The insight to Vignette's 2001 activity has come via its first-quarter teleconference. The economy's uncertainty and declining IT spending are driving the decision. "We intend to further reduce our discretionary spending, including some additional consolidations of facilities and some further reduction in staff," Greg Peters, Vignette's board chairman and CEO, had said in the conference.

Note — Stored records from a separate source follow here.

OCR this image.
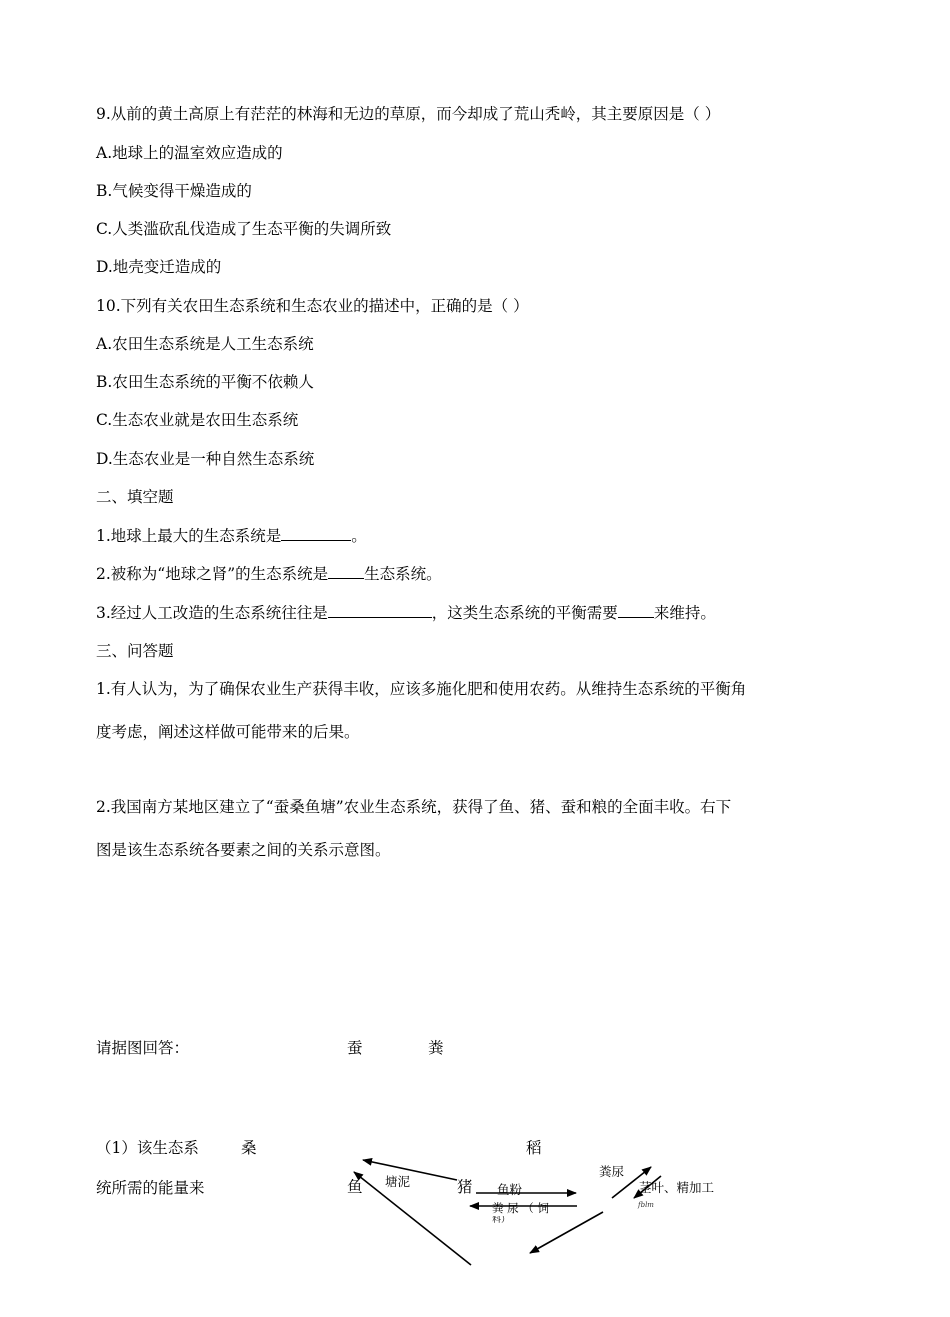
9.从前的黄土高原上有茫茫的林海和无边的草原，而今却成了荒山秃岭，其主要原因是（ ）
A.地球上的温室效应造成的
B.气候变得干燥造成的
C.人类滥砍乱伐造成了生态平衡的失调所致
D.地壳变迁造成的
10.下列有关农田生态系统和生态农业的描述中，正确的是（ ）
A.农田生态系统是人工生态系统
B.农田生态系统的平衡不依赖人
C.生态农业就是农田生态系统
D.生态农业是一种自然生态系统
二、填空题
1.地球上最大的生态系统是	。
2.被称为“地球之肾”的生态系统是 生态系统。
3.经过人工改造的生态系统往往是	，这类生态系统的平衡需要 来维持。
三、问答题
1.有人认为，为了确保农业生产获得丰收，应该多施化肥和使用农药。从维持生态系统的平衡角
度考虑，阐述这样做可能带来的后果。
2.我国南方某地区建立了“蚕桑鱼塘”农业生态系统，获得了鱼、猪、蚕和粮的全面丰收。右下
图是该生态系统各要素之间的关系示意图。
请据图回答：
（1）该生态系
统所需的能量来
蚕	粪
桑	稻
鱼 塘泥	猪 鱼粉
粪 尿 （ 饲
料）
粪尿
茎叶、精加工
fblm
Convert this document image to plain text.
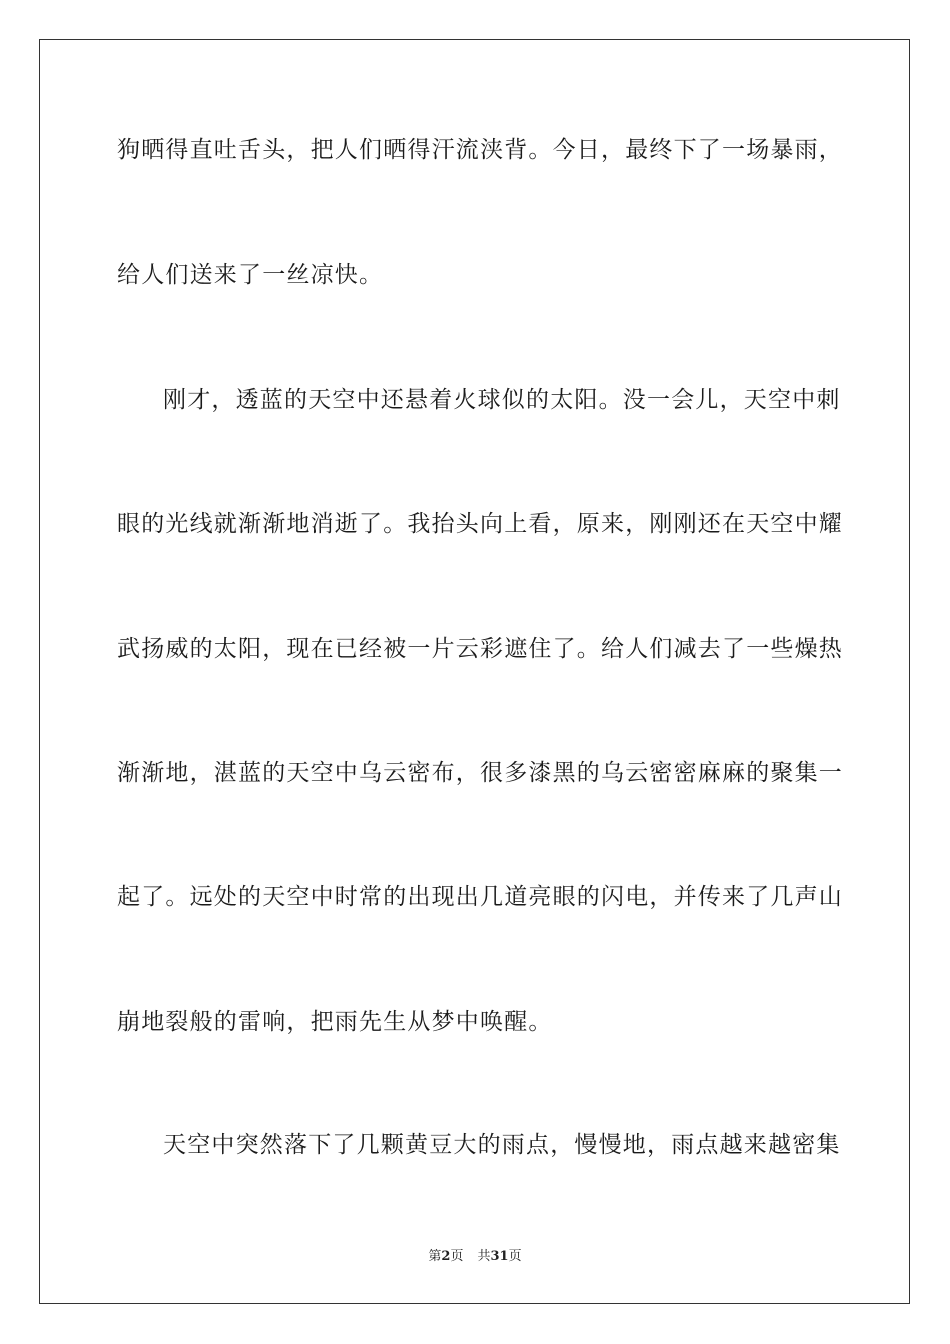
狗晒得直吐舌头，把人们晒得汗流浃背。今日，最终下了一场暴雨，
给人们送来了一丝凉快。
刚才，透蓝的天空中还悬着火球似的太阳。没一会儿，天空中刺
眼的光线就渐渐地消逝了。我抬头向上看，原来，刚刚还在天空中耀
武扬威的太阳，现在已经被一片云彩遮住了。给人们减去了一些燥热
渐渐地，湛蓝的天空中乌云密布，很多漆黑的乌云密密麻麻的聚集一
起了。远处的天空中时常的出现出几道亮眼的闪电，并传来了几声山
崩地裂般的雷响，把雨先生从梦中唤醒。
天空中突然落下了几颗黄豆大的雨点，慢慢地，雨点越来越密集
第2页 共31页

At least for now, it doesn't appear that the high-tech company is planning anything for its downtown property. Rumor has it that there is a letter of intent out on the site, but GlobeSt.com has been unable to confirm that. Vignette had plans for a two or three building complex, with the first phase calling for about 750,000 sf. As an enticement, the city had kicked in a $25-million incentive package last year. Since then, all's been quiet on the company front, with officials not returning phone calls inquiring about the project's status. The company houses the majority of its 1,957 employees in leased buildings along MoPac Boulevard.
The five-year-old Vignette had started the first quarter with a series of cost-cutting measures, including a 15% workforce reduction and a few office closings. The measures, says Vignette officials, have worked. While more employees will be cut, the plans don't affect the 143-member sales force, which is key to Vignette's 2001 strategy. Near-term decisions won't drive the company's long-term goals, says Peters. Vignette has $419 million in cash, making it "better capitalized than other competitors," says Peters.